Show Notes
Azure AD utilizes keys to support the use of OpenID and other Identity standard protocols for cryptographic signing operations. As part of standard security hygiene, an automated system, on a time-based schedule, removes keys that are no longer in use. Over the last few weeks, a particular key was marked as “retain” for longer than normal to support a complex cross-cloud migration. This exposed a bug where the automation incorrectly ignored that “retain” state, leading it to remove that particular key.
Metadata about the signing keys is published by Azure AD to a global location in line with Internet Identity standard protocols. Once the public metadata was changed at
19:00 UTC on 15 March 2021, applications using these protocols with Azure AD began to pick up the new metadata and stopped trusting tokens/assertions signed with the key that was removed. At that point, end users were no longer able to access those applications.
Service telemetry identified the problem, and the engineering team was automatically engaged. At
19:35 UTC on 15 March 2021, we reverted deployment of the last backend infrastructure change that was in progress.

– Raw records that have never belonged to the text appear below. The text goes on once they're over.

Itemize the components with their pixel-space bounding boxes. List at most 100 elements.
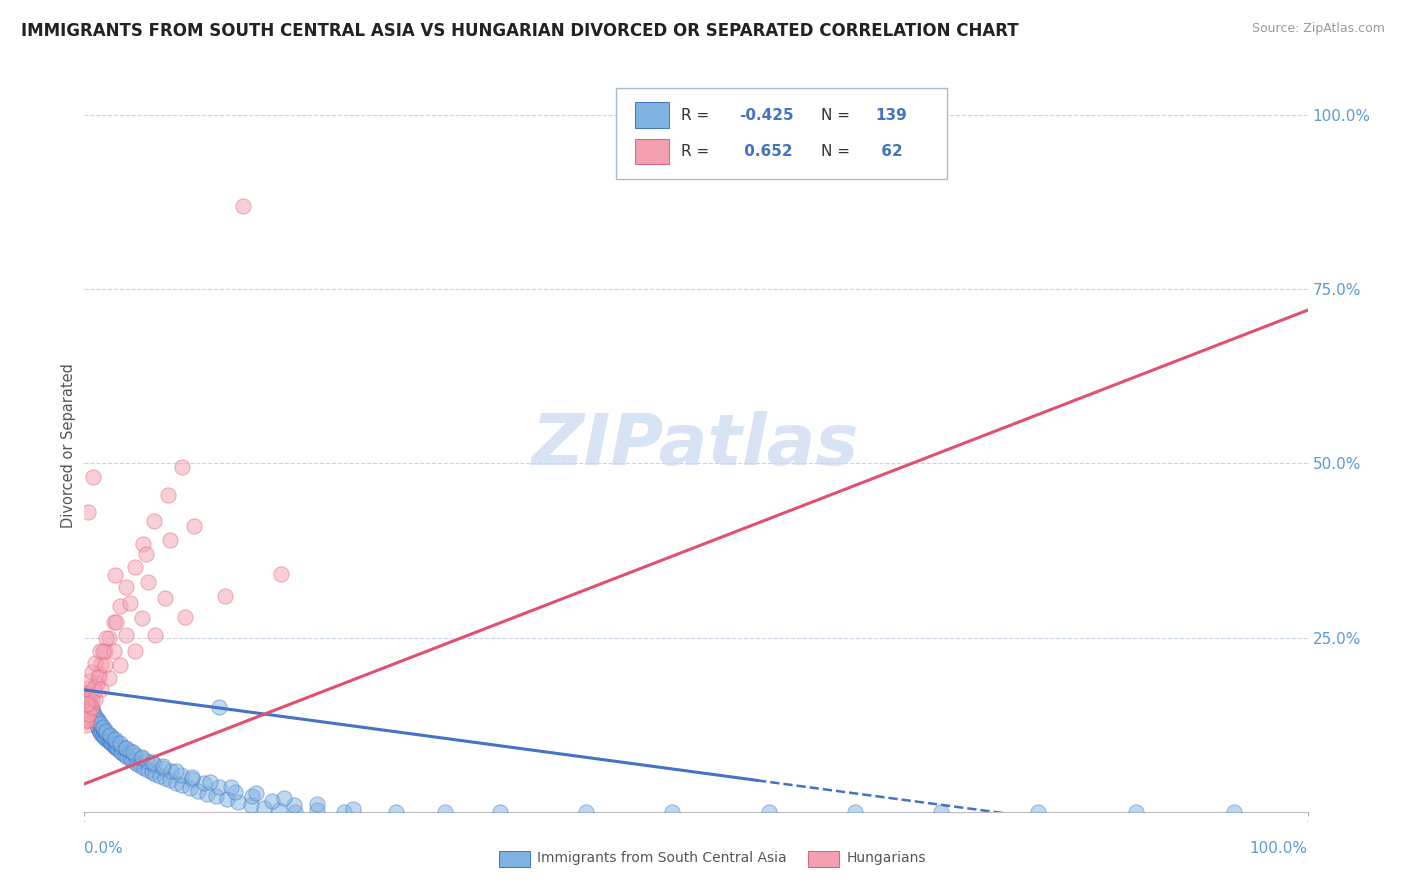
Point [273,791,295,805]
Point [110,745,132,759]
Point [159,773,181,788]
Point [125,756,148,771]
Point [84,714,107,729]
Point [77,701,100,715]
Point [77,697,100,711]
Point [217,792,239,806]
Point [105,741,128,756]
Point [87,670,110,684]
Point [103,733,125,747]
Point [83,712,105,726]
Text: 100.0%: 100.0% [1250,841,1308,856]
Point [76,697,98,711]
Point [101,737,124,751]
Point [136,574,159,589]
Point [79,690,101,704]
Point [187,784,209,798]
Point [89,725,111,739]
Point [104,732,127,747]
Point [94,731,117,745]
Point [93,723,115,738]
Point [129,751,152,765]
Point [84,716,107,731]
Point [131,749,153,764]
Point [86,718,108,732]
Text: R =: R = [682,108,710,123]
Point [118,751,141,765]
Point [100,730,122,744]
Text: Source: ZipAtlas.com: Source: ZipAtlas.com [1251,22,1385,36]
Point [156,488,179,502]
Point [181,772,204,786]
Point [76,711,98,725]
Point [104,567,127,582]
Point [83,714,105,728]
Point [91,729,114,743]
Point [105,736,128,750]
FancyBboxPatch shape [636,139,669,164]
Point [89,716,111,731]
Point [284,805,307,819]
Point [170,768,193,782]
Text: 139: 139 [876,108,907,123]
Point [575,805,598,819]
Point [165,776,187,790]
Point [91,644,114,658]
Point [149,769,172,783]
Point [124,644,146,658]
Point [159,533,181,547]
Point [434,805,457,819]
Point [115,749,138,764]
Point [114,741,136,756]
Point [111,746,134,760]
Text: R =: R = [682,145,710,160]
Point [97,728,120,742]
Point [208,780,231,795]
Point [253,800,276,814]
Point [87,723,110,738]
Point [79,698,101,713]
Point [173,609,195,624]
Point [75,690,97,704]
Point [75,714,97,728]
Point [80,707,103,722]
Point [179,780,201,795]
Point [122,745,145,759]
Point [89,644,111,658]
Point [1028,805,1050,819]
Point [228,795,250,809]
Point [1125,805,1147,819]
Point [183,519,205,533]
Point [143,757,166,772]
Y-axis label: Divorced or Separated: Divorced or Separated [60,364,76,528]
Text: ZIPatlas: ZIPatlas [533,411,859,481]
Point [105,740,128,755]
Point [214,590,236,604]
Point [76,713,98,727]
Point [181,770,204,784]
Point [91,721,114,735]
Point [305,803,328,817]
Point [76,690,98,704]
Point [87,714,110,728]
Point [87,721,110,735]
Point [103,644,125,658]
Point [143,514,166,528]
Point [87,666,110,681]
Point [87,720,110,734]
Point [160,764,183,779]
Point [143,767,166,781]
Point [77,702,100,716]
Point [124,559,146,574]
Point [75,686,97,700]
Point [240,789,263,804]
Point [110,739,132,753]
Point [80,700,103,714]
Point [97,631,120,645]
Point [84,691,107,706]
Point [82,711,104,725]
Point [87,713,110,727]
Point [77,700,100,714]
Point [94,658,117,673]
Point [76,691,98,706]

Once the key removal operation was identified as the root cause, the key metadata was rolled back to its prior state at
21:05 UTC.
This is the second time in six months that Azure AD has gone down.
This happened 6 months ago. These are growing pains for Microsoft's cloud endeavors, and the ops teams involved need #hugops. Microsoft being the "safe bet" for enterprises means in part being stable, and two enterprise outages in 6 months is a lot.